I asked Huang to compare the GTC of eight years ago to the GTC of today, given how much of Nvidia’s focus has changed.
“We invented a computing model called GPU accelerated computing and we introduced it almost slightly over 10 years ago,” Huang said, noting that while AI is only recently dominating tech news headlines, the company was working on the foundation long before that. “And so we started evangelizing all over the world. GTC is our developers conference for that. The first year, with just a few hundred people, we were mostly focused in two areas: They were focused in computer graphics, of course, and physics simulation, whether it’s finite element analysis or fluid simulations or molecular dynamics. It’s basically Newtonian physics.”

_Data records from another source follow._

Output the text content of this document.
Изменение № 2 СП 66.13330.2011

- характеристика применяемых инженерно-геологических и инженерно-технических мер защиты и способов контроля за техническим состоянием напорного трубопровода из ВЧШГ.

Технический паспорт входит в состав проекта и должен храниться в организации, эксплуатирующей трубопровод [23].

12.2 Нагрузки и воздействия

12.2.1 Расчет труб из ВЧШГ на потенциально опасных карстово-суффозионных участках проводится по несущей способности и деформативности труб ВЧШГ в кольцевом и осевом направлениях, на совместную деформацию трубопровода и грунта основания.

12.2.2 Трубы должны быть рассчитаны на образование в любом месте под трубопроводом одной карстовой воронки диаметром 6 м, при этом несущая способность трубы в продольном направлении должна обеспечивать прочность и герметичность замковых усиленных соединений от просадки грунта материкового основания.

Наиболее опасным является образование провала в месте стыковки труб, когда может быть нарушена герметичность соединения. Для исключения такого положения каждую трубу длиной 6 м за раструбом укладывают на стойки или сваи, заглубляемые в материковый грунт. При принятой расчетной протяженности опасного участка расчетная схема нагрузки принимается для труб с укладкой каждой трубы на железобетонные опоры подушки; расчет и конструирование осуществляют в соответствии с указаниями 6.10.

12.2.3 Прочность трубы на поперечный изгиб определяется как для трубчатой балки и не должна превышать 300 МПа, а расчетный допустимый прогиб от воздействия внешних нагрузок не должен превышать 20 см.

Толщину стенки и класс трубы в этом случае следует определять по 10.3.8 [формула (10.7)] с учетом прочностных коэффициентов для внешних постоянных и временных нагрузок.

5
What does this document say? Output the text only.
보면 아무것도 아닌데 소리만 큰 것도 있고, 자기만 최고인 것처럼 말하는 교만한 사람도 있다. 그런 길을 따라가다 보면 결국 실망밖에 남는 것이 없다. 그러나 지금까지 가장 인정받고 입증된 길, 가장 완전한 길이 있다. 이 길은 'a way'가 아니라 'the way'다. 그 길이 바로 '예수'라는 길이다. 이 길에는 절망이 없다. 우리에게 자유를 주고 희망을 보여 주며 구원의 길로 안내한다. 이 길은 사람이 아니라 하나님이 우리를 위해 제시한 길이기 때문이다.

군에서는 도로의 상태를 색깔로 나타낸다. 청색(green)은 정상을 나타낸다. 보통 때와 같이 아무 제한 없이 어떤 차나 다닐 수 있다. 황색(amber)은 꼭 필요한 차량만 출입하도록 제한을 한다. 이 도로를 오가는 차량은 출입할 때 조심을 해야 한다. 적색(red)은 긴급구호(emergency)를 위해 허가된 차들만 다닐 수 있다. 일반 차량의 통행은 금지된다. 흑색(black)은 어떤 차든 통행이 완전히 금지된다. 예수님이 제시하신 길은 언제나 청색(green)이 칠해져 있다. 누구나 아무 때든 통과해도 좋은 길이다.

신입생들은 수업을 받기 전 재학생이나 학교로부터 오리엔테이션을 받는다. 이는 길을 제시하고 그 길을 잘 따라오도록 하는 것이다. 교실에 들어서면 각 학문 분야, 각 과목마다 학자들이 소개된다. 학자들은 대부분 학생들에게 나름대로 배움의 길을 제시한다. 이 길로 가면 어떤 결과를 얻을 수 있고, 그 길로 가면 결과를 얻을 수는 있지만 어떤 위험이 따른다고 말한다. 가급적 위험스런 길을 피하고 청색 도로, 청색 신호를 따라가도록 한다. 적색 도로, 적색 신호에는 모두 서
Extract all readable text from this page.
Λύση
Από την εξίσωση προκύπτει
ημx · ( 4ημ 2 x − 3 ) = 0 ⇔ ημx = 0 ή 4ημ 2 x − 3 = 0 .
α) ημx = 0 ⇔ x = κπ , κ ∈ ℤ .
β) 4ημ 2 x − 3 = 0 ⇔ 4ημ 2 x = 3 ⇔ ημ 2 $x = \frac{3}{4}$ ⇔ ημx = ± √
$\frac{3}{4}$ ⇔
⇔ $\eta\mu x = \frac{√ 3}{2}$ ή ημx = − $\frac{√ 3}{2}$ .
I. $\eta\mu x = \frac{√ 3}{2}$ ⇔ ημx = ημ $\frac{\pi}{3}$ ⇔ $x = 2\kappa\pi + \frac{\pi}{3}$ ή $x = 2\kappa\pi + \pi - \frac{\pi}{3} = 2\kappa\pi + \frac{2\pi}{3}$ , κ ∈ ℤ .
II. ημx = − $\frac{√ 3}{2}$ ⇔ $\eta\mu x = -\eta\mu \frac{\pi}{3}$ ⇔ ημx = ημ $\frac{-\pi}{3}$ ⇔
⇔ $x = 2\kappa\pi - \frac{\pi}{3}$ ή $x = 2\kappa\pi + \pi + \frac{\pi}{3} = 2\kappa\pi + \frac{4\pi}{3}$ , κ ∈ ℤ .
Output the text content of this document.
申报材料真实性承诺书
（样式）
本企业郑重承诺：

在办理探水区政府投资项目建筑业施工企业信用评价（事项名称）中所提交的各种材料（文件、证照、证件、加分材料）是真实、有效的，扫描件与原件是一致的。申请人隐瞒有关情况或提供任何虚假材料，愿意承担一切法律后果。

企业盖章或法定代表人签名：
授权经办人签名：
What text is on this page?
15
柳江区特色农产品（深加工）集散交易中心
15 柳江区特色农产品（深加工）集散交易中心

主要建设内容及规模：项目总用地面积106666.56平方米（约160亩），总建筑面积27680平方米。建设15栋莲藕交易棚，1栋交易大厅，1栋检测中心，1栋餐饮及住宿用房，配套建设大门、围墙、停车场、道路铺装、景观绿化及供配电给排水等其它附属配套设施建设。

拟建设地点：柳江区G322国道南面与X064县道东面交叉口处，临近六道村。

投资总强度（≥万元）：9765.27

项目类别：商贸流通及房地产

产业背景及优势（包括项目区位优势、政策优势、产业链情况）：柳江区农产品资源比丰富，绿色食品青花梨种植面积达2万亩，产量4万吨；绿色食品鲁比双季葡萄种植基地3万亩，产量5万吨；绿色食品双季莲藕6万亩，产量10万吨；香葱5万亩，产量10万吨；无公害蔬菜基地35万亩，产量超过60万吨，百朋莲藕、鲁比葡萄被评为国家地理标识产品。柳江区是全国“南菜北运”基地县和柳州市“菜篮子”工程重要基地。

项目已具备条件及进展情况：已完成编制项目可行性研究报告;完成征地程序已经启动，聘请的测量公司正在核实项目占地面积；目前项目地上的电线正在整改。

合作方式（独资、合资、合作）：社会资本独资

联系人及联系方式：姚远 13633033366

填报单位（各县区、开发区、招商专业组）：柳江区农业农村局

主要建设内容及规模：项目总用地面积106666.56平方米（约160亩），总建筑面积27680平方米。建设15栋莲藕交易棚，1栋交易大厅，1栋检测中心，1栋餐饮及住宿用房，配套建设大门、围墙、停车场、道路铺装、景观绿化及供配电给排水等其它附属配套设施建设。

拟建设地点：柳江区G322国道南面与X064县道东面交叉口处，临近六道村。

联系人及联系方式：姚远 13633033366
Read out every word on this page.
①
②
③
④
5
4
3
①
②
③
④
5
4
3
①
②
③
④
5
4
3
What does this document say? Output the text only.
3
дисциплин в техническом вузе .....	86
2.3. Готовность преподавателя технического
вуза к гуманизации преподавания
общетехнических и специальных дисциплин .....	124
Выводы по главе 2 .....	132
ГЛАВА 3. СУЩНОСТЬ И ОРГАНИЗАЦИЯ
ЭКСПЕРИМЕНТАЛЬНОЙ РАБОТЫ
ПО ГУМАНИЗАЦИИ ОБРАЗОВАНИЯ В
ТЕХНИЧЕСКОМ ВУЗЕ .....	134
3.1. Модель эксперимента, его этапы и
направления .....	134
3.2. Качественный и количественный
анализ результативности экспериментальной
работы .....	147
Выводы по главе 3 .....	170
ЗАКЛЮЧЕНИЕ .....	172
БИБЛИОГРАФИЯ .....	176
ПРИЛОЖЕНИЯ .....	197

A lot can change in a decade, however, and Huang points to a few things that have changed in the past 10 years that have shifted the landscape in which Nvidia operates.
“The first thing is that Moore’s Law has really slowed,” he said. “So as a result GPU-accelerated computing gave us life after Moore’s Law, and it extended the capability of computing so that these applications that desperately need more computing can continue to advance. Meanwhile, the reach of GPUs has gone far and wide, and it’s much more than computer graphics today. We’ve reached out into all fields — of course computer graphics, virtual reality, augmented reality — to all kinds of interesting and challenging physics simulations.”
But it doesn’t end there. Nvidia’s tech now resides in many of the world’s most powerful supercomputers, and the applications include fields that were once considered beyond the realm of modern computing capabilities. However, the train that Nvidia has been riding to great success recently, AI, was a later development still.
“AI is just the modern way of doing software.”
“Almost every supercomputer in the world today has some form of acceleration, much of it from Nvidia,” Huang told me. “And then there was quantum mechanics. The field of quantum chemistry is going quite well and there’s a great deal of research in quantum chemistry, in quantum mechanics. And then several years ago – I would say about five years ago – we saw an emergence of a new field in computer science called deep learning. And deep learning, combined with the rich amount of data that’s available, and the processing capability came together to become what people call the Big Bang of modern AI.”
This was a landscape shift that moved Nvidia from the periphery. Now, Nvidia’s graphics hardware occupies a more pivotal role, according to Huang – and the company’s long list of high-profile partners, including Microsoft, Facebook and others, bears him out.
GPUs really have become the center of the AI universe, though some alternatives like FPGAs are starting to appear, as well. At GTC, Nvidia has had many industry-leading partners onstage and off, and this year will be no exception: Microsoft, Facebook, Google and Amazon will all be present. It’s also a hub for researchers, and representatives from the University of Toronto, Berkeley, Stanford, MIT, Tsinghua University, the Max Plank Institutes and many more will also be in attendance.
GTC, in other words, has evolved into arguably the biggest developer event focused on artificial intelligence in the world. Nowhere else can you find most of the major tech companies in the world, along with academic and research organizations under one roof. And Nvidia is also focusing on bringing a third group more into the mix: startups.
Nvidia has an accelerator program called Inception that Huang says is its AI platform for startups. About 2,000 startups participate, getting support from Nvidia in one form or another, including financing, platform access, exposure to experts and more.
Huang also notes that GTC is an event for different industry partners, including GlaxoSmithKline, Procter & Gamble and GE Healthcare. Some of these industry-side partners would previously have been out of place even at very general computing events. That’s because, unlike with the onset of smartphones, AI isn’t just changing how you present computing products to a user, but also what areas actually represent opportunities for computing innovation, according to Huang.
“AI is eating software,” Huang continued. “The way to think about it is that AI is just the modern way of doing software. In the future, we’re not going to see software that is not going to continue to learn over time, and be able to perceive and reason, and plan actions and that continues to improve as we use it. These machine-learning approaches, these artificial intelligence-based approaches, will define how software is developed in the future. Just about every startup company does software these days, and even non-startup companies do their own software. Similarly, every startup in the future will have AI.”
Nor will this be limited to cloud-based intelligence, resident in powerful, gigantic data centers. Huang notes that we’re now able to apply computing to things where before it made no sense to do so, including to air conditioners and other relatively ‘dumb’ objects.
“You’ve got cars, you’ve got drones, you’ve got microphones; in the future, almost every electronic device will have some form of deep learning inferencing within it. We call that AI at the edge,” he said. “And eventually there’ll be a trillion devices out there: Vending machines; every microphone; every camera; every house will have deep learning capability. And some of it needs a lot of performance; some of it doesn’t need a lot of performance. Some of it needs a lot of flexibility because it continues to evolve and get smarter. Some of it doesn’t have to get smarter. And we’ll have custom solutions for it all.”